Es un precioso privilegio que se nos encargue la obra de Dios, y ser así sus colaboradores. El Espíritu Santo siempre conduce hacia la Palabra escrita y llama la atención a la gran norma de justicia. Recibir la honra de Dios que otorga el privilegio de testificar por la verdad es algo maravilloso...

Aquellos en cuyos corazones mora Jesús por la fe, han recibido realmente el Espíritu Santo. Cada individuo que recibe a Jesús como su Salvador personal, ciertamente recibe también el Espíritu Santo a fin de ser su Consejero, su Santificador, su Guía y su Testigo. Cuanto más estrechamente camine el creyente con Dios, más claro será su testimonio, y como resultado seguro, será más poderosa la influencia de su testimonio del amor del Salvador sobre otros y más evidencia dará de que valora la Palabra de Dios. Esta es su comida, lo que satisface su alma sedienta.

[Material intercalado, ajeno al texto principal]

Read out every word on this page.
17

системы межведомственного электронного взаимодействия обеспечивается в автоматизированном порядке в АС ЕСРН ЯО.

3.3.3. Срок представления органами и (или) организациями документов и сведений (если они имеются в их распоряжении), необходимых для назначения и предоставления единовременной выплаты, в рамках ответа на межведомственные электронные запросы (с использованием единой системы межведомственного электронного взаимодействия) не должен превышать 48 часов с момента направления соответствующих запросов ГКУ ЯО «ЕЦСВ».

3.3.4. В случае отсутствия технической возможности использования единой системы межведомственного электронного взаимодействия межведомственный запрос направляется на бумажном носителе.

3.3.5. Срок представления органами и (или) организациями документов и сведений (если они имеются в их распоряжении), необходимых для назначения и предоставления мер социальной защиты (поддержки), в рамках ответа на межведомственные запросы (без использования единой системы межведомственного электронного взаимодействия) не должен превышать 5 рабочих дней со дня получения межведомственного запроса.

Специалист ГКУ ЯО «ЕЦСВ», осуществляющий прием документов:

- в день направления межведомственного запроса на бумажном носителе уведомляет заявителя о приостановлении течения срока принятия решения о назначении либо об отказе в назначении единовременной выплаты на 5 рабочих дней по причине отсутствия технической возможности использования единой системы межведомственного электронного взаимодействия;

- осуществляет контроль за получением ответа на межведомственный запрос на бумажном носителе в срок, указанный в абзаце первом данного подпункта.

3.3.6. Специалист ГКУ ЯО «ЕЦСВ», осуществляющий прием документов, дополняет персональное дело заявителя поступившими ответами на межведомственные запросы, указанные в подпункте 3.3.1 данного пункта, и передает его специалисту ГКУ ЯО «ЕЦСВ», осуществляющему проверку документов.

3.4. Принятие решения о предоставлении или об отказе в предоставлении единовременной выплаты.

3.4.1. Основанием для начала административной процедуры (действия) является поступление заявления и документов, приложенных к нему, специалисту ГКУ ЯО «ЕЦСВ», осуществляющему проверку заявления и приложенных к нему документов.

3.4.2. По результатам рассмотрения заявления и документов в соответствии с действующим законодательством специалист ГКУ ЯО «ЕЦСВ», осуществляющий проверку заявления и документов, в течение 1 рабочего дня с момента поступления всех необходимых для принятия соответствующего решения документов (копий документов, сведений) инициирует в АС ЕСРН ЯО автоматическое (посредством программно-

Valora el privilegio de conocer la voluntad de Dios en su Palabra.

Algunas almas que pretenden ser creyentes han descuidado la Palabra de Dios y se han apartado de ella. Han menospreciado la Biblia, el maravilloso Libro guiador, el verdadero Escudriñador de todas las ideas, y pretenden tener el Espíritu para enseñarles, de manera que consideran innecesario escudriñar las Escrituras. Todos ellos están prestando oído a los sofismas de Satanás, porque el Espíritu y la Palabra armonizan, tal como lo dicen las Escrituras: “¡A la ley y al testimonio! Si no dijeren conforme a esto es porque no les ha amanecido”... Isaías 8:20.

El Señor los ama y sus ángeles guardianes están a su lado. Si ustedes son hacedores de la Palabra obedecerán las instrucciones de Jesucristo. En nuestra propia fortaleza somos completamente débiles, pero cuando ponemos toda nuestra confianza en Jesús somos guardados por su poder, porque es plenamente capaz de guardar a toda alma en El. El peligro al cual está expuesta toda alma es muy grande.

El gran adversario de Dios y enemigo del hombre se mantiene vigilante para encontrar una oportunidad de sorprendemos con la guardia baja. Jesús nos amonesta acerca de nuestro peligro y nos advierte contra el astuto enemigo. Repetidamente coloca delante de nosotros el deber de mantenemos siempre vigilantes y en oración, a fin de no caer en tentación. Crean en Jesús. Confíen en Jesús con una fe viviente y constante, y confíen en El para que los guarde y los salve. Están asidos de Uno que es poderoso para salvarlos, y por tanto tiempo como se sometan para ser conducidos por El, para aprender de El y confiar en El, los guardará sin caída. Y si se encarga de protegerlos, es una defensa segura.—Manuscrito 1, del 5 de enero de 1894, “El Espíritu Santo armoniza con la Palabra”.